Juan ORENGA (Spain)
28/09/2016
Africa
to read

Orenga on a double mission to restore Egypt’s glory days

ALEXANDRIA (FIBA AfroBasket 2017/FIBA U19 World Championship 2017) - Two months after leading Spain to the title of the FIBA U20 European Championship, Juan Antonio Orenga is tackling the challenge of helping Egypt regain its basketball glory of old.

Last week, the former Spanish international began his tenure as head coach of Egypt's senior men and U19 national teams by holding meetings and preparing for one of the biggest challenges in the basketball history of the North African country.

"We have to be patient and work hard to achieve good results. Success doesn’t come overnight." - Orenga

Cairo will host the first-ever FIBA U19 World Championship staged on the African continent next summer, and Orenga's proven track record at the helm of youth teams is expected to improve Egypt's 6-17 record in the history of the competition.

"Our goal over the next few months is to improve the teams technically and tactically. Then we'll go step by step into tournaments and we'll play to win every competition that we participate in," Orenga told FIBA.com while hosting a 25-player U19 training camp in Alexandria.

"Hosting a tournament of the U19 Worlds' magnitude in Africa will be a great experience for everybody - supporters, local players and those from other countries. I am confident it will be a great success for Egyptian basketball."

Asked about his assessment of the players that he has worked with last week, Orenga said they have shown a lot of interest to learn and are picking up his mentality.

"Surely I will try to keep the core of the U17 and U18 teams that played in Spain and Rwanda this summer and try to build a competitive team."
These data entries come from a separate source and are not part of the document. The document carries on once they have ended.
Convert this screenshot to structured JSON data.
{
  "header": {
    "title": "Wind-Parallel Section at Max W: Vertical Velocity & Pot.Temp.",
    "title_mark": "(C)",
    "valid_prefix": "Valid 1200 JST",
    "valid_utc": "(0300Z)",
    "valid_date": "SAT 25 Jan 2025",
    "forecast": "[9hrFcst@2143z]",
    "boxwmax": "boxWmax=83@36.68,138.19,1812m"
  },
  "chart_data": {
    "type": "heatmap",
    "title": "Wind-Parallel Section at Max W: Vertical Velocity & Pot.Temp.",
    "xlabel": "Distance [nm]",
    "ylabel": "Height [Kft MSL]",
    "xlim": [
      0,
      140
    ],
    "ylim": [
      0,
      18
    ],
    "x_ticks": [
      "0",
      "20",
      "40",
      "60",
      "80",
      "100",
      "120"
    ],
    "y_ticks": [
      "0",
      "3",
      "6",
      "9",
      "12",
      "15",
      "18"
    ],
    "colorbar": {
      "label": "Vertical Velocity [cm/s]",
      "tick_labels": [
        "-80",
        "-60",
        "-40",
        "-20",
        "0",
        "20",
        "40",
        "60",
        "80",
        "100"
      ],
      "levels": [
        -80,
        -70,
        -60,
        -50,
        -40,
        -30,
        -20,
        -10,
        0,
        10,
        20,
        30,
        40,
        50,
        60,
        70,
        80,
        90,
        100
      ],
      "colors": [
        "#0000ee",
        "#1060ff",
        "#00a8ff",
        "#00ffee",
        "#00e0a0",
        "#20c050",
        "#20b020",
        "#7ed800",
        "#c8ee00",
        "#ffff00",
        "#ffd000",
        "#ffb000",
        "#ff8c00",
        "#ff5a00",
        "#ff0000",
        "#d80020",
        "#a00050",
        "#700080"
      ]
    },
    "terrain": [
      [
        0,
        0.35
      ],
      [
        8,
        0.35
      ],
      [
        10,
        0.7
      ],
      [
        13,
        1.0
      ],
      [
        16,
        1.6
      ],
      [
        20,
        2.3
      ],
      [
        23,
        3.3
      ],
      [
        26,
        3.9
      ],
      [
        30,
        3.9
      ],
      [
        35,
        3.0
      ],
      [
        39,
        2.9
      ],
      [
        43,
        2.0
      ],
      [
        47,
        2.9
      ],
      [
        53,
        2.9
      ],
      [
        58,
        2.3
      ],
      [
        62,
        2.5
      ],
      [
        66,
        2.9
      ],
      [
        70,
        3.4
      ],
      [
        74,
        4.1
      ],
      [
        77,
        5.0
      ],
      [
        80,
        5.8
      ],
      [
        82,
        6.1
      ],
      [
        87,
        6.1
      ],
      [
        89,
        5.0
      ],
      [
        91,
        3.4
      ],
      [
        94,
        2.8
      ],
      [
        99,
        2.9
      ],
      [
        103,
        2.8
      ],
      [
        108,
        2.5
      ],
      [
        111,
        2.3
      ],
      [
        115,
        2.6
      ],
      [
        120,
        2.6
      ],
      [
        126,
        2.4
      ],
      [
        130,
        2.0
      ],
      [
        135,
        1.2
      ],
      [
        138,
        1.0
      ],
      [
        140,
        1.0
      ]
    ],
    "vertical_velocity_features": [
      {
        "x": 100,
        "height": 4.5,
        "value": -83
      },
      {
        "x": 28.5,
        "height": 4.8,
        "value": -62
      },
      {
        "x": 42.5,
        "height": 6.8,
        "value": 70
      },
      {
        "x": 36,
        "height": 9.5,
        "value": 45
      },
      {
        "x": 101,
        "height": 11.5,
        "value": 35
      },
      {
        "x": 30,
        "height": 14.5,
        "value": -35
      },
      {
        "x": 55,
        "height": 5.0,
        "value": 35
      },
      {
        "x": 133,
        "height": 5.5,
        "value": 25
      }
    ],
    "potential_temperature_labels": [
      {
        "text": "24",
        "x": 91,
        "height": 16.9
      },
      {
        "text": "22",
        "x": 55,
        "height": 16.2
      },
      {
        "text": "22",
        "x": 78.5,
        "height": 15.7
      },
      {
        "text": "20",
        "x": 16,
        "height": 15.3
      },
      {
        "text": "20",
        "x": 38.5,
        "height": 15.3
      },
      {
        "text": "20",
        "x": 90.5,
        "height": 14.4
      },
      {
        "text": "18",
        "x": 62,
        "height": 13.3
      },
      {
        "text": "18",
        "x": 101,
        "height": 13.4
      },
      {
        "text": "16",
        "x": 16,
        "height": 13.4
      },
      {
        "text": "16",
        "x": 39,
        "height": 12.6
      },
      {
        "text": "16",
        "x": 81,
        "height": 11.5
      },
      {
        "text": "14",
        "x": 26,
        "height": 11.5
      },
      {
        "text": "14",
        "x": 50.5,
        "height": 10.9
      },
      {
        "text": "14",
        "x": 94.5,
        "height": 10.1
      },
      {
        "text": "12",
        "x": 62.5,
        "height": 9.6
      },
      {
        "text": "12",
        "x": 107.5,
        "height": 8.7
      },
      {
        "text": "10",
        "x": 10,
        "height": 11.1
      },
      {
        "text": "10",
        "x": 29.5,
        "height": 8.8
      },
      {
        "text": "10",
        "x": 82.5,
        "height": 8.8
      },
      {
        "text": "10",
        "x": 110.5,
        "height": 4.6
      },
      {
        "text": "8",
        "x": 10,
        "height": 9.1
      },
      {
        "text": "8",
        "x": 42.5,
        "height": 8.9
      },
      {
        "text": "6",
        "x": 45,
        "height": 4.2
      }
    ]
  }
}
But Orenga's duties won't be limited to the U19 team as the 50-year-old has become the third coach of Egypt's senior men's national team - after Amr Aboul Kheir and Ahmed Marei - in the last three years.

While Aboul Kheir guided the team to a runners-up finish at the FIBA AfroBasket 2013, Marei's Egypt claimed a 5th-Place finish last year.

Can the man whose Spanish team trounced Egypt at the FIBA Basketball World Cup 2014, implement his philosophy in the space of a year for the country that last won the continental title back in 1983?

He believes so.

"We had 12 of the best players in the world, and although Egypt played well in the first half, we readjusted in the second half," he recalled of the clash played in Granada two years ago.

"Michael Jordan once said: 'I've failed over and over and over again in my life and that is why I succeed.' So, this is my motto. As a team we [Spain] lost to Angola at the 1992 Olympics - I was part of that team -. Two years later we lost against China at the World Cup. From there, we started to climb the mountain and reached the top of the world by winning the World Cup 2006.

"This is the mindset that I hope to implement in Egypt. We have to be patient and work hard to achieve good results. Success doesn’t come overnight."

Orenga's first meaningful competition as head coach of Egypt will take place early next year when the Pharaoh take to the court for FIBA Africa Zone 5 AfroBasket 2017 qualifiers.